Eu passei boa parte da minha história profissional esperando o editor genial, o mecenas camarada, o leitor paciente, o dinheiro na conta. Nenhum dos quatro deu as caras. Ou, quem sabe, não foram com a minha cara.
Minha solução foi procurar recursos interiores para trilhar cenários adversos. De jeito algum mudei de ramo. Não apenas por conta da paixão de escrever, mas também pela certeza de que fracassaria em qualquer outra atividade.
Quando percebemos que não podemos sair do emprego, ou que é inviável mudar de ramo, surge uma oportunidade de ouro: se reinventar. Se não dá para transformar a paisagem, que tal olhá-la de um outro ângulo? Repaginar o trabalho pode nos ajudar a ver diferente.
O que não é necessariamente ver coisas novas, mas ver o que estava invisível.

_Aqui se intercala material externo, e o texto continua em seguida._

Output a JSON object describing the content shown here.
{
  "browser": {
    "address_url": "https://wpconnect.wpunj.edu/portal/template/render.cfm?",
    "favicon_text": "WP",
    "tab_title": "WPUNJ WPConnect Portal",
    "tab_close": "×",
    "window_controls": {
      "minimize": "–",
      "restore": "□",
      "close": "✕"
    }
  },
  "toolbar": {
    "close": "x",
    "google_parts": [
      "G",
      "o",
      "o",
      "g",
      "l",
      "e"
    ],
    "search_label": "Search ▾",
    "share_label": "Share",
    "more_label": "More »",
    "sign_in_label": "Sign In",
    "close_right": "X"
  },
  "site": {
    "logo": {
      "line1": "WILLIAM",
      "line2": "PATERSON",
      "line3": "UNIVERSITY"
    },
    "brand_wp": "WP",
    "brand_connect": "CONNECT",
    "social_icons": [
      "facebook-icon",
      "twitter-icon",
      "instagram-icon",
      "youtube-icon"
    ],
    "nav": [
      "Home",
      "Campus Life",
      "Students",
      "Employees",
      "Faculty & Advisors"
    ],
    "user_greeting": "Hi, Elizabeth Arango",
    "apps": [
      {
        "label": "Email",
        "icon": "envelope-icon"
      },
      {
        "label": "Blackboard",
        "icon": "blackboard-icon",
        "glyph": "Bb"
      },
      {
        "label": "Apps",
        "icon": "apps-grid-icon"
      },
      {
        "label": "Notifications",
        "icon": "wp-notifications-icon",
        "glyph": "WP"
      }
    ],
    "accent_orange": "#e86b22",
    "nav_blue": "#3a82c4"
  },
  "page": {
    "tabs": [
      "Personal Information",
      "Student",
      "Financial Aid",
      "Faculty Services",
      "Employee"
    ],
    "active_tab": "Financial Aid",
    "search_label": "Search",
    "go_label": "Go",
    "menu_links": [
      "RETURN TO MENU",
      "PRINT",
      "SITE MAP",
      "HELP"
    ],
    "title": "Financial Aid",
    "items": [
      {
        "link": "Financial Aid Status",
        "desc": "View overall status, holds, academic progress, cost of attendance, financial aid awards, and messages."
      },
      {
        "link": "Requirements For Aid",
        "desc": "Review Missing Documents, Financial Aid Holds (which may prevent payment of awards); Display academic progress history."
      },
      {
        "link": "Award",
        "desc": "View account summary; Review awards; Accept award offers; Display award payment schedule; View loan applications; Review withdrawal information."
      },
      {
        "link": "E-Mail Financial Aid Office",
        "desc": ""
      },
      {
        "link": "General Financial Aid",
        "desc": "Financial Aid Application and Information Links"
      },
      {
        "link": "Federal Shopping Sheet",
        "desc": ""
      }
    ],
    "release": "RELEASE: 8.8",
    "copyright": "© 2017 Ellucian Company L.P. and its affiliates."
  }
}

Há coisas boas na frente no nosso nariz, implorando por atenção. Várias atividades profissionais são desvalorizas, o que não significa que elas não tenham valor. Valorizar o que fazemos começa com a gente.
Outro dia entrei na Fnac de Pinheiros perguntando pelo Sagarana livro de contos do João Guimarães Rosa, publicado em 1946, considerado um clássico. A vendedora franziu a testa, procurou no computador, disse: Esse título é muito antigo, não temos na loja.
Ouvindo a conversa um outro vendedor me conquistou: Não temos o Sagarana no momento, mas temos o Grande Sertão e o Primeiras Histórias do mesmo Guimarães Rosa. Agora responda: qual dos dois vendedores trabalha mais feliz?